A Vicchio la sfida del Mostro è sulla comunicazione. Che a lui piace

Il duplice omicidio di Vicchio segna un’escalation di violenza nell’iter di terrore perpetrato dal Mostro di Firenze.
L’asportazione del pube a Pia Rontini è fatta in maniera ancora più bestiale, crudele: dalla prima volta che ha praticato le escissioni, le incisioni si sono fatte più profonde e meno precise.
Inoltre, il Mostro recide alla vittima anche il seno sinistro, macabro rituale che ripete anche nell’ultimo duplice omicidio ai danni della coppia francese.

 

La scena del crimine, rispetto alle precedenti, risulta più confusa.
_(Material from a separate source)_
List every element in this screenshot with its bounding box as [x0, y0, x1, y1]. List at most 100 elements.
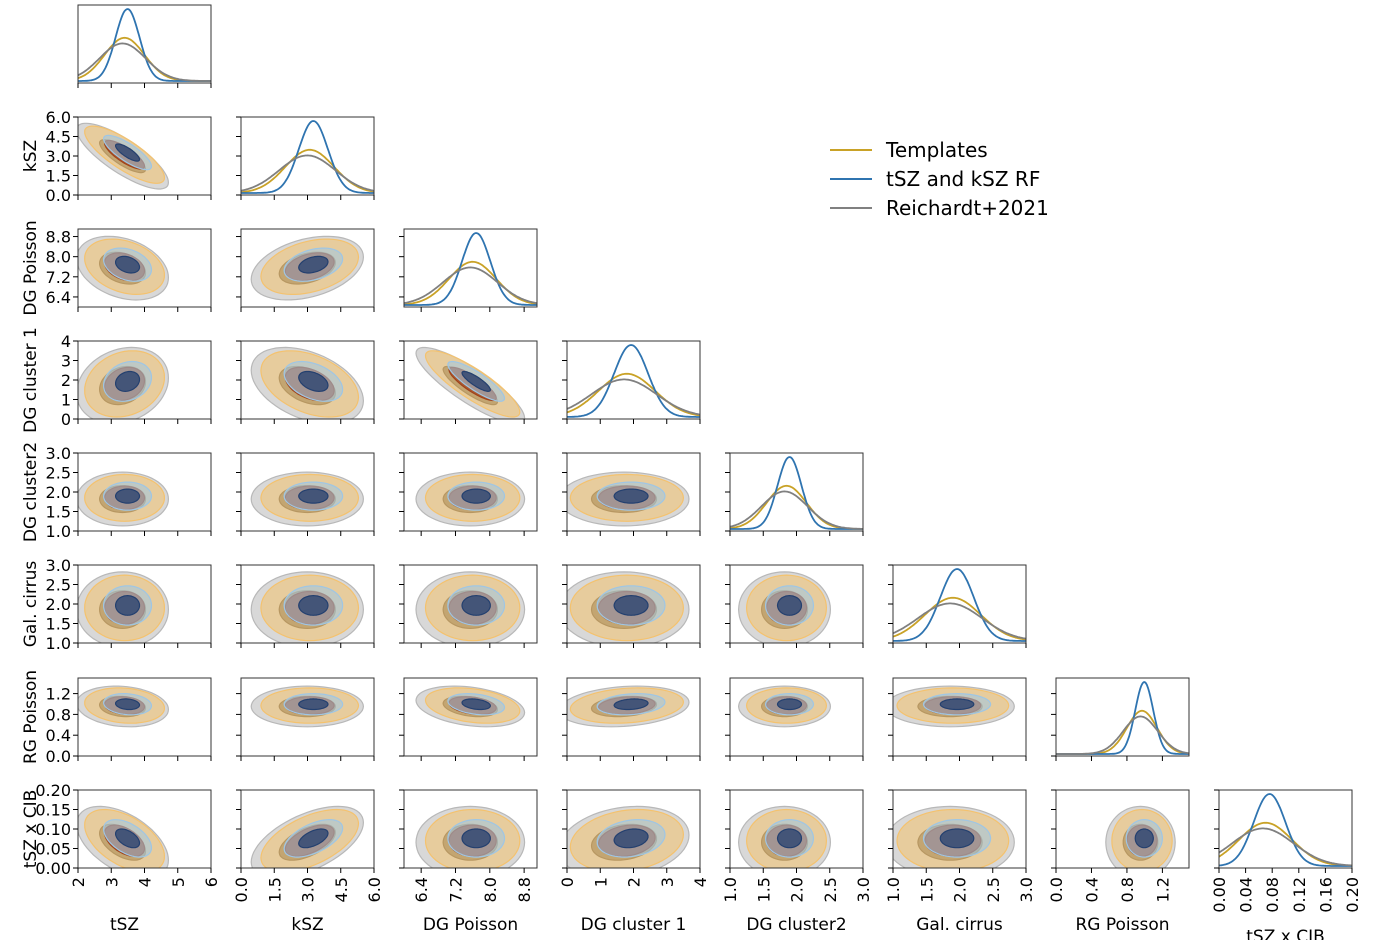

Il Mostro non ha eseguito un lavoro pulito come nelle scorse aggressioni, tant’è che si rinvengono tracce sul luogo del delitto, in particolar modo due impronte nella parte alta dello sportello della macchina, e un’impronta digitale sul finestrino.
Che il modus operandi di un serial killer subisca un’evoluzione è pacifico; i fattori che influiscono sulla trasformazione del comportamento omicidiario sono disparati, spesso intrinsechi alla personalità dell’assassino.

Certo la rabbia con la quale ha colpito i due ragazzi a Vicchio può essere causa delle tracce lasciate sulla scena; allo stesso modo però, questa poca preoccupazione e accortezza nel non lasciare segni di sé sul luogo dell’omicidio, tradiscono ancora una volta l’egocentrismo e la sicurezza che il Mostro di Firenze fa trapelare in ogni delitto.
Anche in questo caso si evince come il concetto della sfida, alle forze dell’ordine e anche ai mezzi di comunicazione di massa (come vedremo in seguito), caratterizza l’operato del killer: questa particolarità, unita al fatto che potrebbe essere anche a conoscenza degli scarsi mezzi scientifici in dotazione alle forze dell’ordine, spinge il Mostro ad osare sempre di più, rendendolo schiavo dei suoi istinti e della rabbia incontrollata.
Ogni volta che ha potuto, l’assassino ha sviluppato una relazione con la figura femminile improntata alla violenza, una violenza crescente, che va dalle numerosissime coltellate del delitto del 1974, fino all’omicidio di Vicchio prima, e a quello degli Scopeti poi.

La mente del Mostro si dimostra sempre molto fina e ingegnosa sotto certi punti di vista; la telefonata anonima fatta da un tale “fornaio Farini” mette in relazione degli elementi distinti eppure tutti connessi alle indagini: il fornaio Mucciarini, in carcere al momento degli omicidi, e Farini protagonista di un fumetto che si rifà alle gesta del Mostro.
Quindi si evince anche una conoscenza delle indagini stesse e del panorama mediatico che si sta sviluppando attorno alla figura di questo atipico serial killer; tutti questi riferimenti impliciti alle indagini, sono un modo originale e efficace di dialogare con gli inquirenti.

Non parlerei, però, di suggestione: come abbiamo già detto, le fantasie di un killer si rifanno molto alla storia personale e alle caratteristiche psicologiche del soggetto stesso.
Ritengo più probabile che il Mostro si sia sentito omaggiato dalle storie che nascono grazie alle sue gesta; dimostra di conoscerle, apprezzarle, di voler comunicare.

Replicare azioni che gli vengono accostate dalla fantasia di autori di fumetti, piuttosto che di pellicole cinematografiche, serve a stabilire un dialogo e un contatto, ed è un ringraziamento per la notorietà che il Mostro riceve.
Queste tematiche torneranno ancora più forti nel 1985, nell’ultimo omicidio della serie del Mostro di Firenze, chiave di volta fondamentale, anche da un punto di vista processuale, per poter inquadrare in maniera ancora più chiara la spavalderia e l’egocentrismo del killer.